Только ничего не помнил.
— А эти ваши сны — вы какой-нибудь помните?
— Они пустые.
— Пустые?
— Да. Мне снилась пустота. Небытие, или не знаю, что это было. Оно не было даже черным, было белым, как туман или как белый шум. Было везде и всегда. Тянулось от минус до плюс бесконечности, и там не было ничего. Ничего, только я. Один в бесконечной мертвой пустоте. Я мог чувствовать, смотреть, думать, но нечего было чувствовать, не на что смотреть и не о чем думать. Не было ничего. Только я. Я был один. Один в небытии. Я мог только знать и быть.
Это еще хуже, чем мир. Небытие ужасно. Это мне тогда пришло в голову. Глупо. Он глотнул виски и посмотрел на свою трубку.

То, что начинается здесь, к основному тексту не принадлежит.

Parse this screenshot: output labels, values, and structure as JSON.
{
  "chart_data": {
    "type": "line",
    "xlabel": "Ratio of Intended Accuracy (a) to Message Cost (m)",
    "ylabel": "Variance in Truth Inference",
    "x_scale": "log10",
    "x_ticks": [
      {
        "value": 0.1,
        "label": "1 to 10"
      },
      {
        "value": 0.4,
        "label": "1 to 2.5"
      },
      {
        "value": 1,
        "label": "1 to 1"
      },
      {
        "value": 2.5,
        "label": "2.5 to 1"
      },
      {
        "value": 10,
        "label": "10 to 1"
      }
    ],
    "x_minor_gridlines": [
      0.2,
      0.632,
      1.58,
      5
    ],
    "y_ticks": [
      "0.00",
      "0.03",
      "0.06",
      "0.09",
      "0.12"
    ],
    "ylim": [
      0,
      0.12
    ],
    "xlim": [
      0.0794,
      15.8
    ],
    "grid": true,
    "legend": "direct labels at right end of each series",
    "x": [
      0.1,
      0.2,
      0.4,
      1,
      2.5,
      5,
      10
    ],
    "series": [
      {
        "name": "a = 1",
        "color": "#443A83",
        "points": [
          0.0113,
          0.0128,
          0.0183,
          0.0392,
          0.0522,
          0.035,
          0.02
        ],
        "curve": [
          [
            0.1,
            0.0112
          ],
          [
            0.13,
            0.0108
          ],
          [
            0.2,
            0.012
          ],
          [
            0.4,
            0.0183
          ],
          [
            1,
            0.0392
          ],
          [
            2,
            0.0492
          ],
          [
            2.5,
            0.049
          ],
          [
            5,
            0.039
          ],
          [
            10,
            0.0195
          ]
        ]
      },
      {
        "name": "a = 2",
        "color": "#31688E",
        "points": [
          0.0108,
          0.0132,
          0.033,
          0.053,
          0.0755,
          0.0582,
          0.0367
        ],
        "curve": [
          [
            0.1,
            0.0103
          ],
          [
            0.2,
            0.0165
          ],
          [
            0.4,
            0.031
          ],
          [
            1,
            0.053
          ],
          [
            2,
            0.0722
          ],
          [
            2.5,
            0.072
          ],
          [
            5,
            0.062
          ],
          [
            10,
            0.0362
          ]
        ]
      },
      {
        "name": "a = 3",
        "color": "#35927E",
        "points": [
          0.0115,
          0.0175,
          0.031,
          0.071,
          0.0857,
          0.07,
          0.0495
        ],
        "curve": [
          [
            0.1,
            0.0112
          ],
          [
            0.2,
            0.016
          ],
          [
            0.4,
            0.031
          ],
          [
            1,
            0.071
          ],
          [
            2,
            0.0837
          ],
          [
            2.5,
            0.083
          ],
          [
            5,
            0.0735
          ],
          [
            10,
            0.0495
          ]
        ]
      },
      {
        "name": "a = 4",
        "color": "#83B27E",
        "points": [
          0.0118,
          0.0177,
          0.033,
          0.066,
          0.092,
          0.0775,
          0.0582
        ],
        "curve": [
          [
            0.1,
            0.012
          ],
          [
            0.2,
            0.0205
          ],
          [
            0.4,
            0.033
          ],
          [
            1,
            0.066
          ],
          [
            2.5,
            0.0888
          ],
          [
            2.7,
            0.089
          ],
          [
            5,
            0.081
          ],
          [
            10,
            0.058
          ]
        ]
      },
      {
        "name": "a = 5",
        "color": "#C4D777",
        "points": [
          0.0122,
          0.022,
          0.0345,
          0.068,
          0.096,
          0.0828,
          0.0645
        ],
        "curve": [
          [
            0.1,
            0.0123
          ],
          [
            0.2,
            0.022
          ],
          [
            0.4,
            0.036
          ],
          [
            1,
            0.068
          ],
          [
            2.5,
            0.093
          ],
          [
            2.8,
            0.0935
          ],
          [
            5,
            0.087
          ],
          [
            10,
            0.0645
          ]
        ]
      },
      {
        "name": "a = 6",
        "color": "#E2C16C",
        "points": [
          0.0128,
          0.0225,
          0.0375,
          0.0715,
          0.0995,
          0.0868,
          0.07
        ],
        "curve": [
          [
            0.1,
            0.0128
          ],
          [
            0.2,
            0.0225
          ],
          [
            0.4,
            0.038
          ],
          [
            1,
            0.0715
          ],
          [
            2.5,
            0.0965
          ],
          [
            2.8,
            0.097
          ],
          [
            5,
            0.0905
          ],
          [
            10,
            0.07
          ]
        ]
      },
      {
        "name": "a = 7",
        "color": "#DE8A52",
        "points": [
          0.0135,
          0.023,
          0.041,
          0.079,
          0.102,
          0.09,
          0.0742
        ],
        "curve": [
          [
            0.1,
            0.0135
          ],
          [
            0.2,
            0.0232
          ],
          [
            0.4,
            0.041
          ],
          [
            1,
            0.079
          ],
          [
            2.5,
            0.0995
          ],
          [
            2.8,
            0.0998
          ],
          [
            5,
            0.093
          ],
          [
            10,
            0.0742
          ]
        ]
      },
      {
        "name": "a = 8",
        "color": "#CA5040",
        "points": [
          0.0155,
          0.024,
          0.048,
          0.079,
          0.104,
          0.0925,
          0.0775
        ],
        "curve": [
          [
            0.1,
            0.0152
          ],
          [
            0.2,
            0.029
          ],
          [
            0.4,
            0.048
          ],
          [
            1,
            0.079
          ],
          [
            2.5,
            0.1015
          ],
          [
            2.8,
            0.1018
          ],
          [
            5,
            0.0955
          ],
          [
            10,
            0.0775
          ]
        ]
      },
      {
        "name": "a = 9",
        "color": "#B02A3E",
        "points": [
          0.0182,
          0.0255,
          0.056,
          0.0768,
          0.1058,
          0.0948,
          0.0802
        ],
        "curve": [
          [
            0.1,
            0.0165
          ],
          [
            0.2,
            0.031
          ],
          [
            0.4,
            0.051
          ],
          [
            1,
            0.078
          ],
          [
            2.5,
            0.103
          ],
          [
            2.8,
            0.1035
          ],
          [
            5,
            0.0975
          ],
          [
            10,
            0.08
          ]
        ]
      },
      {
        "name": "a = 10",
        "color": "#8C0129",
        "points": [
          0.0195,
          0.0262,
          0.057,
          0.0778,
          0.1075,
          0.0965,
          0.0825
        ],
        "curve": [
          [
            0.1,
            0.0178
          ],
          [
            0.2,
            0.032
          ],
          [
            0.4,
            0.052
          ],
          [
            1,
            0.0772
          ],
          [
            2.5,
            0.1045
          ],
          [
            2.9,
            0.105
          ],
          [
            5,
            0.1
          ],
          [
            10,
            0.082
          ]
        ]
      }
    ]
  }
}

— Знаете что, доктор, в этом небытии, или что это было, не было ни одного фрейдовского символа. Оставим эти мои сны. Они глупые. Это только сны. Сны человека, который впадает в безумие.
— Вы считаете, то, что вас так мучает, вся эта несправедливость, за которую вы чувствуете себя ответственным, не имеет никакого смысла?
— Наоборот. Я думаю, что это нас формирует. Мы свободны и можем все. Временами это приводит к несчастью. То, что у нас есть какой-то выбор и мы не знаем, что будет потом, делает наш опыт неповторимым. У нас в распоряжении такой небольшой отрезок времени, но из-за того, что мы не знаем, что было до этого, и что будет потом, и что вообще существует какое-то «потом», делает его сопоставимым с бесконечностью. Во всяком случае по нашему опыту. Потенциально он начинается и заканчивается небытием. Поэтому наше незнание делает нас в определенном смысле сопоставимыми с богами. Это опыт, который в некоторой степени делает нас интересными и достойными уважения в глазах каждого, даже бессмертных существ. Ваше здоровье, доктор!
— Значит, по вашему мнению, мы существуем для того, чтобы учиться?
— Нет, мы существуем, чтобы появляться. Люди появляются как самообучающиеся программы. Tabula rasa, оснащенная разными генетическими потенциалами, забрасывается в генератор судьбы, называемый миром, и куется судьбой, обстоятельствами и последовательностью выбора других людей, превращаясь в уникальное существо, единственное в своем роде. Мы заполняем небытие. Вам хочется выслушивать любительскую философию? Не выношу думать об этом. И говорить.
Он поднял стакан в безмолвном тосте. Выпил. С кем я пил виски? С человеком? Может, он действительно ничего не помнил. Невозможно, чтобы все было так просто.
— Более всего я хотел бы, чтобы вы мне что-нибудь прописали. Что-то, после чего не было бы снов, чтобы не было этого беспокойства, чтобы я не переживал. Что-то такое, после чего мне станет все равно. Я хотел бы работать в своем магазине, готовить, читать книги. Слушать музыку. Я люблю Баха. У вас есть Бах?
Нет, у меня не было Баха.
— А что еще вы любите? — Это не было частью психотерапии. Мне просто было интересно.
— Из музыки? Разное. Очень разное. Как-то я слушал даже трэш-метал.
Не знаю почему, но меня это ужасно смешило. Я включал группу Slayer и умирал со смеху. Но я люблю музыку.
Он посмотрел на стакан и вдруг запел. Тихо, очень красиво и очень грустно:
— Hello darkness my old friend… I’vе come to talk with you again…
Я выпил свой виски залпом. У меня тряслись руки. Когда он запел, я почувствовал, как мне сжало горло.